How to use tabula to extract the table more details by using python script?

68 Views Asked by At

This is my code:

import tabula

# Specify the path to your PDF file
pdf_path = "path.pdf"

# Use tabula.read_pdf with the default auto method
tables = tabula.read_pdf(pdf_path, pages='all', multiple_tables=True)

# Print each table
for i, table in enumerate(tables):
    print(f"Table {i + 1}:\n{table}\n")

And that's the result come out: table extracted using tabula (python script)

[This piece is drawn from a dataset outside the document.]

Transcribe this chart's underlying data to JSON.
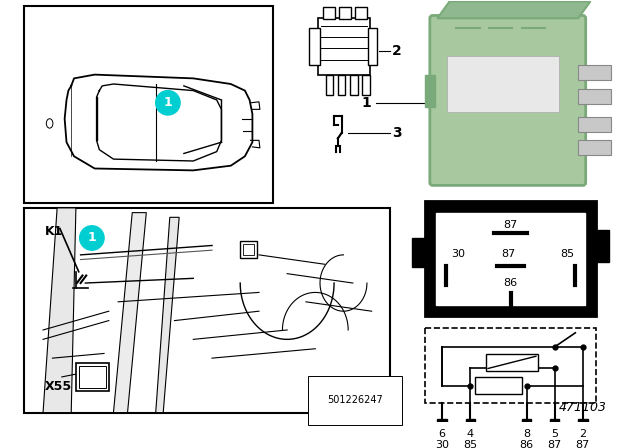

But in the pdf, the table will look like: table i want to extract in pdf file

Therefore, I would like to know how to extract the table perfectly like this sample table?

2

There are 2 best solutions below

0
On

I have found that by adding the lattice to true will make the table looks better like this: table printed out in terminal after using the lattice parameter

tables = tabula.read_pdf(pdf_path, pages='all', 
multiple_tables=True,lattice=True)

But there are still redundant column for example the Unnamed: 0 at the beginning and the Unnamed: 1 columns at the end. So, how can i make it better?

1
On

You can use area parameter to specify the area where the table exist :

area (iterable of float, iterable of iterable of float, optional) –

Portion of the page to analyze(top,left,bottom,right). Default is entire page.

updated code

tables = tabula.read_pdf(
    pdf_path,
    pages='all',
    multiple_tables=True,
    lattice=True,
    area=[40, 5, 175, 730] # need to be adjusted based on the table position
)